News groups fight Interior proposal for film, photo fees
NOELLE STRAUB Star-Tribune Washington bureau | Posted: Thursday, December 13, 2007 12:00 am
WASHINGTON - A proposal to require a permit and fee for some filming and photography in national parks and forests may allow government control over news coverage, lawmakers and journalism groups warned Wednesday.
Congress passed a law in 2000 requiring federal agencies to issue a permit and charge a reasonable fee for commercial filming on federal lands. The law was aimed mainly at movie productions. Each agency collected fees with an individual approach, and this summer a proposed rule was issued to standardize the regulations.
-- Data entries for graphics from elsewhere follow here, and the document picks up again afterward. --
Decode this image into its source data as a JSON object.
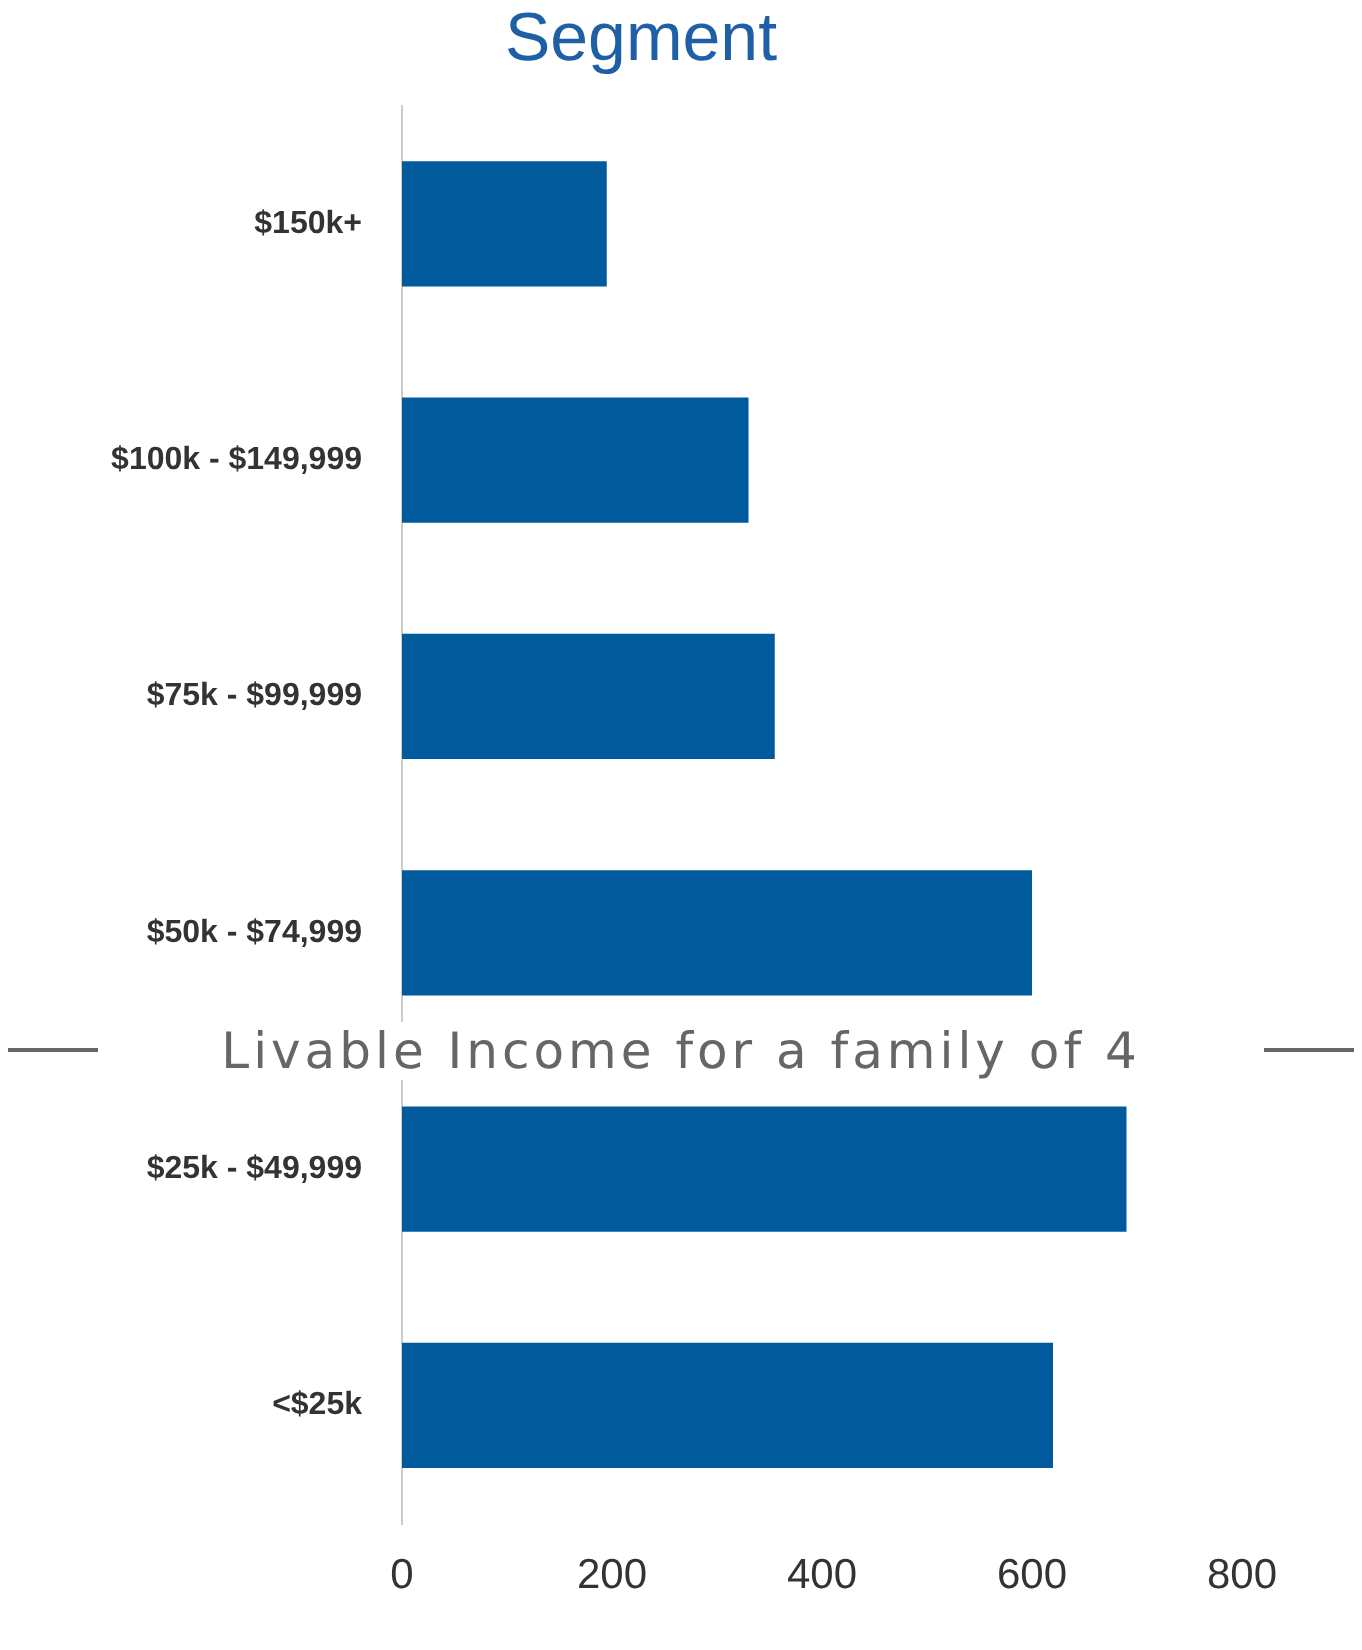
{
  "chart_data": {
    "type": "bar",
    "orientation": "horizontal",
    "title": "Segment",
    "categories": [
      "$150k+",
      "$100k - $149,999",
      "$75k - $99,999",
      "$50k - $74,999",
      "$25k - $49,999",
      "<$25k"
    ],
    "values": [
      195,
      330,
      355,
      600,
      690,
      620
    ],
    "color": "#005a9c",
    "xlim": [
      0,
      800
    ],
    "xticks": [
      0,
      200,
      400,
      600,
      800
    ],
    "grid": false,
    "legend": false,
    "annotations": [
      "Livable Income for a family of 4"
    ]
  }
}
Numerous journalism groups testified at a hearing of the House Natural Resources Committee that the proposed regulations would leave too much discretion to local park and forest managers, allowing them to control what issues get coverage. They also said the exemption for news coverage should cover all types of news, including feature or investigative pieces, not just breaking news such as wildfires.
Federal officials said they would take the comments into consideration before issuing a final rule.
In October, a freelance radio journalist working on a piece about the reintroduction of wolves to Yellowstone National Park was told she would need to get a permit and pay a $200 fee in order to interview a park wolf biologist, said Timothy Wheeler, president of the Society of Environmental Journalists. She was also told she would need liability insurance covering at least $1 million, he said.
After his group called National Park Service headquarters in Washington, officials there called Yellowstone staff members and reminded them that journalists don't need permits, Wheeler said, and the woman was able to conduct her interview without a permit or fee. But the incident illustrates that current law is so imprecise and unclear that it could be interpreted that way.
The proposed regulation is "vague and just as subject to interpretation as the old ones," he said.
Wheeler also said only crews filming "breaking news" are exempt from permits and fees, but those working on features or investigative pieces should also be exempt. The regulation should also take the broadest possible view of who can cover the news, he said.
Covering fires in Yellowstone National Park would not require a permit, but Hollywood-style movies would, said Mitch Butler, an Interior Department deputy assistant secretary. In between, some gray area exists, he added.
Commercial filming is defined in the proposed regulation so as to exclude news coverage, but there is no definition of "news." The department is considering adding one, Butler said. He said there is no intention of censorship by the agencies, including the Park Service, Bureau of Land Management and U.S. Fish and Wildlife Service.
The new regulations are meant to standardize implementation of the permit and fee requirements and what triggers the news exemption, Butler said. But because of the uniqueness of each proposal to film and of each park unit, the determination as to whether a particular project will fall under permit requirements is often made on the ground.
Butler has received objections to classifying documentaries as commercial filming, and the department will take those comments into consideration, Butler said.
The "vast majority" of still photography would not require a permit, Butler said. Such permits would be needed only when photographers are using props not natural to the park, in areas normally closed to the public or when the agency needs to monitor the activity to ensure resources are protected, he said.
The Interior Department and Forest Service are jointly coming up with a fee schedule for commercial filming. The Park Service during fiscal year 2007 collected $460,000 in location fees and slightly less than $1 million in cost recovery, Butler said.
Leslie Weldon of the Forest Service said that since 2001 that agency has collected $2.3 million in fees, including $388,000 in fiscal year 2007.
The fees are kept and spent by the agencies, with at least 80 percent of the money staying at the site where it was collected.
The Forest Service is focusing on requiring permits based on the actual use of the land by photographers or film crews rather than how or where their final product would be delivered, Weldon said. There will be lots of flexibility on the local level over decisions on when permits would be required.
Fees for commercial filming would be determined by the number of crew, amount of equipment and days spent filming, the officials said.
Natural Resources Chairman Nick Rahall, D-W.Va., also slammed the new rules.
"A reasonable return to the Federal Treasury for the commercial use of federal lands is one thing. Trying to hide the damage done to those lands from the public under a mound of fees and permits is quite another," he said.
There is no reason to limit any kind of photography if the act does not disturb public use of land, said Tony Overman, president of the National Press Photographers Association. He said the regulations would give Interior employees "excessively broad discretion" and questioned why the department would extend restrictions on journalists.